なお、福島三号機用MOX燃料については、電気事業法施行規則の改正前に輸入燃料体検査申請が行われていたが、その趣旨を踏まえ、東京電力から、MOX燃料の製造時の品質保証体制及び第三者機関を活用した確認結果が記載された品質保証に関する説明書の提出がなされ、通商産業省において、これを確認したところである。
七の2について
通商産業省においては、東京電力及び関西電力からの報告に基づいて、BNFL社MOXデモンストレーション・ファシリティー(以下「MDF」という。)における高浜三号機用及び高浜四号機用MOX燃料の製造過程と、ベルゴ社における福島三号機用及び柏崎刈羽三号機用MOX燃料の製造過程の間の、MOX燃料ペレットの品質保証体制の差異について以下のとおりであったと認識している。
(1) MDFでは、品質保証に係るMOX燃料ペレット外径の測定を製造部門の職員が担当していたが、ベルゴ社では、製造部門ではなく品質部門の職員が測定を担当していた。
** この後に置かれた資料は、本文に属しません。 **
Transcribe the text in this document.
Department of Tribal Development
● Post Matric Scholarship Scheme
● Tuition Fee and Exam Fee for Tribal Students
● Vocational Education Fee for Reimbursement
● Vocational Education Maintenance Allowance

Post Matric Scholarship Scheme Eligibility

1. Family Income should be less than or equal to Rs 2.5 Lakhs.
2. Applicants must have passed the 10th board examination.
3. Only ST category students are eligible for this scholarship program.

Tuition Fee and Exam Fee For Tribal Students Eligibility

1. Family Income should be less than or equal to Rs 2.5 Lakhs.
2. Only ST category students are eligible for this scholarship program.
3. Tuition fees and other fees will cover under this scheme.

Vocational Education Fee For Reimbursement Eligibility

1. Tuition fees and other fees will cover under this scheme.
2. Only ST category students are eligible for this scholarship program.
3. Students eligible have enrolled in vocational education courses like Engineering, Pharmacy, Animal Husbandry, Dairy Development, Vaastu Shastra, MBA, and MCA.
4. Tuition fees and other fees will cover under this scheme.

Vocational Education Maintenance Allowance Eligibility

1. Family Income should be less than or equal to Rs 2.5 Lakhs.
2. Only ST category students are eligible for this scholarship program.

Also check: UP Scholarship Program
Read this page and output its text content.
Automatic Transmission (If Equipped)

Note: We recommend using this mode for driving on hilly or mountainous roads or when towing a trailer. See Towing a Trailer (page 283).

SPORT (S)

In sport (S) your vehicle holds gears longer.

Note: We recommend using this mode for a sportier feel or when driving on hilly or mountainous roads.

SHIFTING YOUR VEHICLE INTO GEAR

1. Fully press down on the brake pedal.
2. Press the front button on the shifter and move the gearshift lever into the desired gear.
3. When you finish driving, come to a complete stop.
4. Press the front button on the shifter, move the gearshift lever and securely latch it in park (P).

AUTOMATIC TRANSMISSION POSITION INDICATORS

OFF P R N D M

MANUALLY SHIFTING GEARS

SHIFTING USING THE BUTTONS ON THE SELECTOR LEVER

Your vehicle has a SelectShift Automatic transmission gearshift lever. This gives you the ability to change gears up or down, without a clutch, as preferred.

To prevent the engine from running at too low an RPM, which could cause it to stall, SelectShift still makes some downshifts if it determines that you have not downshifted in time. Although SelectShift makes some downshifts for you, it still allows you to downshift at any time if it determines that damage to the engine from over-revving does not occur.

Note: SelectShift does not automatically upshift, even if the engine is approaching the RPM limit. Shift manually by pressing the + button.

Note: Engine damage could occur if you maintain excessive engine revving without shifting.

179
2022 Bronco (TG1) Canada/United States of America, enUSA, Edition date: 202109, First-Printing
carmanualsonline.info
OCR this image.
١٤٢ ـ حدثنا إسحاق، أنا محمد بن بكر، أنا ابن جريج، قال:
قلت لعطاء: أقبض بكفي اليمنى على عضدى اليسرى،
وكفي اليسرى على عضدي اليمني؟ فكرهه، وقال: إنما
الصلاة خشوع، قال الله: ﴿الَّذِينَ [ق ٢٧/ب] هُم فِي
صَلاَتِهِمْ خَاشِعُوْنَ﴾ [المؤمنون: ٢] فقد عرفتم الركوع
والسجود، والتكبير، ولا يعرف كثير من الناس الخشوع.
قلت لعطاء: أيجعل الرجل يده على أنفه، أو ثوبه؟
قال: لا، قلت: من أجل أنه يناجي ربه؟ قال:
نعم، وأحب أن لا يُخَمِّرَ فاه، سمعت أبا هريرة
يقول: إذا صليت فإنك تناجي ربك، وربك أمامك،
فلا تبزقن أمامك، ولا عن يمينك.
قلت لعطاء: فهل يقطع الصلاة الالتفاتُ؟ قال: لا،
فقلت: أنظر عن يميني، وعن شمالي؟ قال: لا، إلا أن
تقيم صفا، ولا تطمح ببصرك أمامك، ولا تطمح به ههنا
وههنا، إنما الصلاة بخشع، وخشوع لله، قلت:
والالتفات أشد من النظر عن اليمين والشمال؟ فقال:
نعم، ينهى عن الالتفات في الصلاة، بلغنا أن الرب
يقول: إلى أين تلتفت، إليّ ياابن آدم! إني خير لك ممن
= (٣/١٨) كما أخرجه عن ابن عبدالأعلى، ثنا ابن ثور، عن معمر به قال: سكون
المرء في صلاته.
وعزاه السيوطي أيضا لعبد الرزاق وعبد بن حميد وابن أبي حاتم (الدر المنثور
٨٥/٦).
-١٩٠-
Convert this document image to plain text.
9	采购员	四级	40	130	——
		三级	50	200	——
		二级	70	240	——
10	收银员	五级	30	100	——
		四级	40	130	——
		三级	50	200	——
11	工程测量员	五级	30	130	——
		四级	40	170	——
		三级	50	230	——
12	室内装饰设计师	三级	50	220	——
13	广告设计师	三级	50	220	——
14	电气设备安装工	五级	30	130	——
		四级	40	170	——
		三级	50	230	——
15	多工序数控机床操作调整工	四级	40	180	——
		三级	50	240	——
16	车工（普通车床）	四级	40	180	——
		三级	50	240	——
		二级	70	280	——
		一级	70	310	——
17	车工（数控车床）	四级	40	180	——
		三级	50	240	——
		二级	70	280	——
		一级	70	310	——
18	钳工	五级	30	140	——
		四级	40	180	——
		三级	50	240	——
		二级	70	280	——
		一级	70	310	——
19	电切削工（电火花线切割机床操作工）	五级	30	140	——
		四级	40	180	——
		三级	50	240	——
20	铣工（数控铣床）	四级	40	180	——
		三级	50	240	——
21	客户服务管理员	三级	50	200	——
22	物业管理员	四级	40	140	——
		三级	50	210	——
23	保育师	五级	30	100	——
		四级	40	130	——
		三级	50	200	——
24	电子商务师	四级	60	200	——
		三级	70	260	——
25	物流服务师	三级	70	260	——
(2) MDFへの立会検査については、関西電力は短期間の立会検査を数回実施していたが、ベルゴ社への立会検査については、東京電力が同社向けMOX燃料の製造期間を通じて立会検査を実施していた。
(3) MDFでは、内部監査及び教育訓練については、有効に機能していなかったが、ベルゴ社では、的確に実施されていた。
なお、MDF及びベルゴ社においては、MOX燃料ペレットの外径測定結果とその評価が別の人間によって行われていることから、この点については差異はなかったものと認識している。
七の3について
御指摘の契約先の変更については、東京電力が行う契約に係る判断であることから、答弁を差し控えたい。